Constant velocity joints are fairly tough by nature, but even the best of them fail over time. CV joint-failure symptoms are fairly universal, and often progress rapidly from a mild clacking to total failure.
Clacking and Thumping
Clacking and thumping are universal symptoms of CV joint failure: a slight tap on acceleration and deceleration that progresses to a hard thump. That slight initial tap is the sound of the CV joint's internals moving around and smacking against each other when you hit the gas or brake. That tap is like a slight hammer blow, and every time it hits, the clearances get a little bigger. Ultimately, you end up with a hard, metallic thunk as the CV joint hammers itself to bits.
Vibration is the final stage in CV joint failure and generally is a result of complete breakage inside the CV joint. Once the CV joint's internals break, the rubber dust boot connecting the CV joint base to the shaft is the only thing holding together the assembly. Any imbalance in the axle shaft as a result of the breakage causes it to flop around inside the dust boot and throw the assembly off balance. The result is very similar to that of an unbalanced wheel: a vibration that worsens with speed.
Total Failure Possibility Number One
You're looking at two basic scenarios if the CV joint fails completely. The average "open" differential transfers power through the path of least resistance, meaning it'll always go to the shaft that spins the easiest. Once the dust boot loses its grip on the shaft or rips in half, power defaults to that CV joint and it spins without moving the car. The result: You're on the side of the road and going nowhere.
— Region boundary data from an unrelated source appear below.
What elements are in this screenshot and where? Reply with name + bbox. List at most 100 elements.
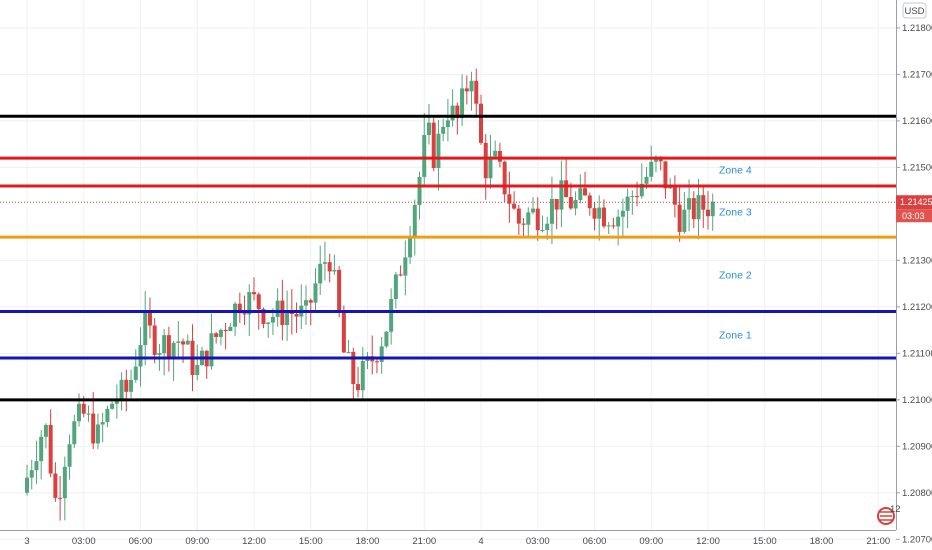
candle-body [105, 408, 110, 423]
candle-body [285, 311, 290, 326]
candles [25, 68, 715, 521]
candle-body [152, 325, 157, 355]
candle-body [464, 88, 469, 92]
candle-body [389, 298, 394, 332]
x-tick-label: 09:00 [639, 536, 663, 547]
candle-body [304, 300, 309, 306]
candle-body [228, 326, 233, 332]
candle-body [209, 333, 214, 367]
candle-body [597, 207, 602, 219]
candle-body [450, 105, 455, 121]
candle-body [247, 292, 252, 315]
candle-body [479, 103, 483, 143]
x-tick-label: 21:00 [866, 536, 890, 547]
candle-body [77, 403, 82, 422]
candle-body [157, 353, 162, 355]
candle-body [549, 199, 554, 224]
zone-label: Zone 1 [719, 330, 752, 342]
candle-body [81, 403, 86, 414]
candle-body [601, 207, 606, 227]
candle-body [185, 340, 190, 345]
candle-body [672, 185, 677, 205]
candle-body [379, 346, 384, 362]
candle-body [578, 188, 583, 201]
y-tick-label: 1.21300 [902, 255, 932, 266]
candle-body [398, 274, 403, 276]
candle-body [696, 195, 701, 220]
candle-body [408, 238, 413, 258]
candle-body [653, 157, 658, 162]
candle-body [583, 188, 588, 196]
candle-body [441, 127, 446, 134]
badge-number: 12 [890, 504, 901, 515]
candle-body [39, 436, 44, 462]
candle-body [521, 223, 526, 225]
candle-body [426, 122, 431, 136]
candle-body [176, 341, 181, 343]
x-tick-label: 12:00 [696, 536, 720, 547]
price-axis-panel [896, 0, 932, 550]
candle-body [119, 379, 124, 401]
candle-body [611, 225, 616, 227]
candle-body [554, 199, 559, 210]
candle-body [129, 379, 134, 392]
candle-body [143, 312, 148, 346]
candle-body [218, 329, 223, 337]
candle-body [181, 341, 186, 345]
candle-body [682, 209, 687, 232]
candle-body [48, 424, 53, 474]
y-tick-label: 1.21500 [902, 162, 932, 173]
candle-body [356, 384, 361, 391]
candle-body [223, 329, 228, 332]
candle-body [346, 351, 351, 353]
candle-body [436, 133, 441, 169]
candle-body [374, 361, 379, 363]
candle-body [25, 477, 29, 493]
candle-body [337, 269, 342, 313]
x-tick-label: 4 [478, 536, 483, 547]
zone-label: Zone 2 [719, 269, 752, 281]
candle-body [53, 473, 58, 498]
candle-body [469, 80, 474, 92]
candle-body [497, 150, 502, 162]
candle-body [460, 88, 465, 119]
candle-body [417, 176, 422, 205]
currency-label: USD [904, 6, 924, 17]
y-tick-label: 1.21200 [902, 302, 932, 313]
candle-body [327, 262, 332, 272]
candle-body [493, 150, 498, 157]
candle-body [677, 204, 682, 232]
candle-body [531, 208, 536, 213]
candle-body [341, 312, 346, 353]
last-price-label: 1.21425 [900, 197, 932, 207]
candle-body [322, 262, 327, 264]
horizontal-levels [0, 114, 896, 402]
x-tick-label: 06:00 [583, 536, 607, 547]
flag-stripes [880, 511, 892, 521]
candle-body [237, 303, 242, 314]
grid [0, 0, 896, 540]
candle-body [540, 230, 545, 232]
candle-body [162, 335, 167, 354]
x-tick-label: 03:00 [526, 536, 550, 547]
last-price-tag [896, 195, 932, 210]
candle-body [110, 403, 115, 409]
candle-body [639, 183, 644, 197]
candle-body [710, 201, 715, 217]
candle-body [687, 198, 692, 210]
candle-body [455, 105, 460, 119]
candle-body [195, 364, 200, 376]
candle-body [512, 203, 517, 209]
candle-body [275, 300, 280, 317]
candle-body [483, 142, 488, 179]
y-tick-label: 1.21000 [902, 395, 932, 406]
candle-body [242, 313, 247, 315]
candle-body [445, 120, 450, 128]
candle-body [261, 309, 266, 324]
candle-body [393, 274, 398, 299]
x-tick-label: 06:00 [129, 536, 153, 547]
candle-body [58, 497, 63, 499]
candle-body [91, 413, 96, 444]
candle-body [616, 216, 621, 227]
Total Failure Possibility Number Two
Slightly less likely is the idea of "wrap-up." Wrap-up happens when the CV joint completely disintegrates but the dust boot doesn't lose its grip on the shaft or tear in two. When the differential sends power to the CV joint axle stub, it twists the rubber dust boot around on itself. This twisting shortens the boot, thus pulling the axle shaft out of the transmission. While the axle shaft may not fall completely out of the transmission, a half-engaged shaft can wreak all sorts of havoc on the differential assembly.
Inner vs. Outer CV Joints
CV joint malfunctions are fairly simple to track down. Your axle shaft has two CV joints: one near the transmission and another behind the wheel. The outer CV joint does most of the work, since it must cope not only with up-and-down movement, but side-to-side movement when the wheel turns. An outer CV joint tends to pop and bind far more while turning than an inner joint. The acid test is to crawl under the car, wrap your hand around the axle shaft and try to rotate it and move it back and forth. If it rotates with an audible click or moves back and forth at all, then you've got excess bearing clearance and need to replace the joint.